The other day I heard from a friend who recently became a fiction editor at a journal I admire. Do you have an unpublished story you can show me, she asked? A smart writer would be able to say yes, because—especially after having had to say no on similar occasions in the past—a smart writer would keep a stocked arsenal of short stories lying around for times like this.
But I don’t learn from my mistakes. My new collection had used everything up, and since its completion last year I’d been working on a novel. How long did I have to throw something together? One week, said my friend. I recalled that Robert Louis Stevenson wrote Strange Case of Dr. Jekyll and Mr. Hyde in six days. He spent the whole time high on cocaine, a drug I’ve put behind me; on the other hand, Jekyll and Hyde is a whole novella, whereas three thousand words would suffice for my purposes.

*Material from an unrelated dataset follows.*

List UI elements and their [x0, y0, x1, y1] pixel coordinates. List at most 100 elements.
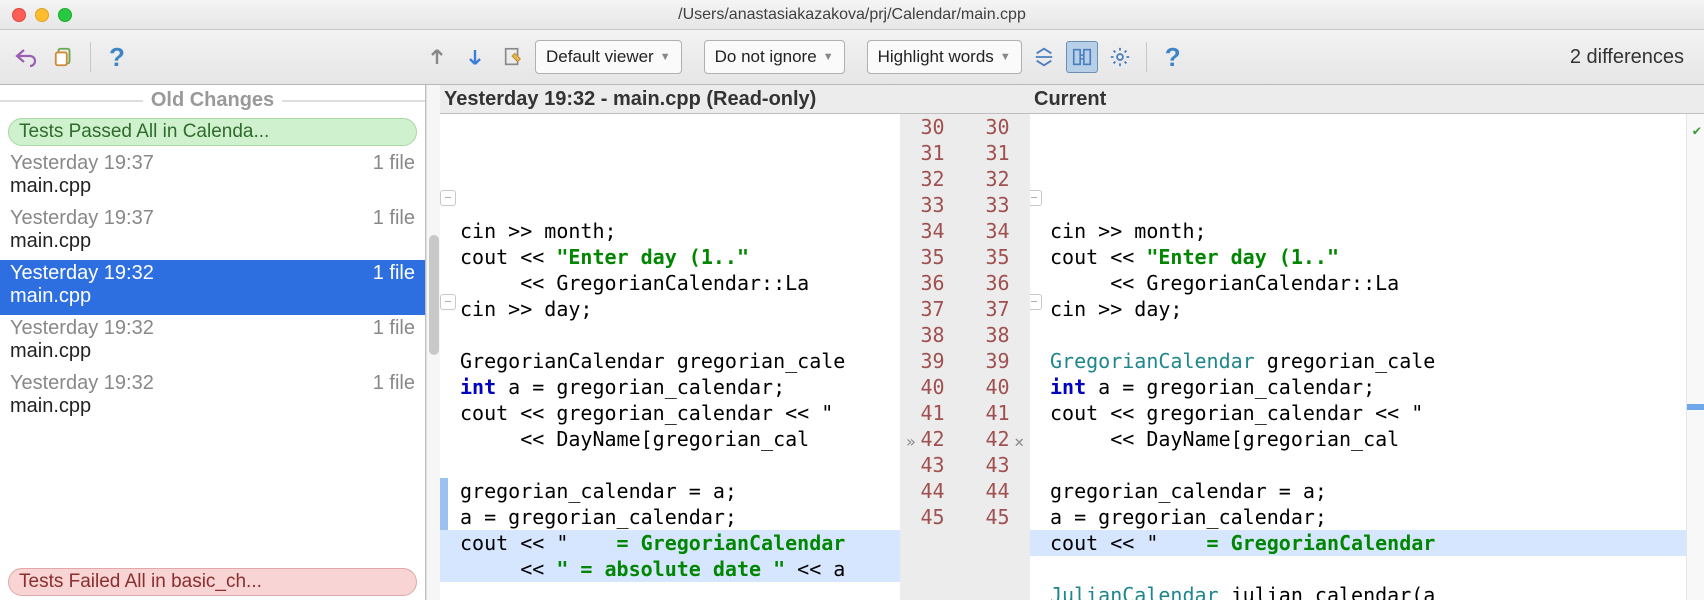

I opened a file containing what I’d believed was a list of story ideas. If/then, read one item on the list, in full. Shard, said another. CBCPCISH, offered a third. I vaguely recalled this act of abbreviation. It was inspired by the nausea I got just to imagine anyone else ever laying eyes on my notes. Let me digress to talk about archives. These days writers are always selling or donating their archives to libraries and foundations, as if a willingness to let other people view their notes and first drafts is a normal human feeling. It’s not. When the time comes, I’ll be donating my archive to a bonfire.
Since the notes weren’t much help, I tried the junkyard. That’s the area of my hard drive where failed novels live. I’ve written something like twenty of them, which might feel like a monumental waste if I hadn’t been able to repurpose so many of as short stories. Generally my favorite stories I’ve written are the ones where I’ve pruned at least ninety percent of a text away. Only two stories from my second collection can I bear rereading: “Cades Cove,” which began as a novella and wound up two pages, and “Mr. Gas,” which was a 350-page novel that seemed more worthy of existence once I got it down below twenty pages. I’m confident no copies exist of the originals. If any did, I would delete them, then hire a computer expert to eliminate any remaining digital traces, then send unsolicited rejection letters to all worldwide institutions that collect archives.
My method of story-writing probably qualifies as the most inefficient manner ever devised for constructing anything. Still, it works. Therefore, I’m trying to resist the temptation to take the novel I’m close to completing after fifteen years, cut 325 of its 350 pages, and turn it into a short story. We’ll see. I’ve got four more days.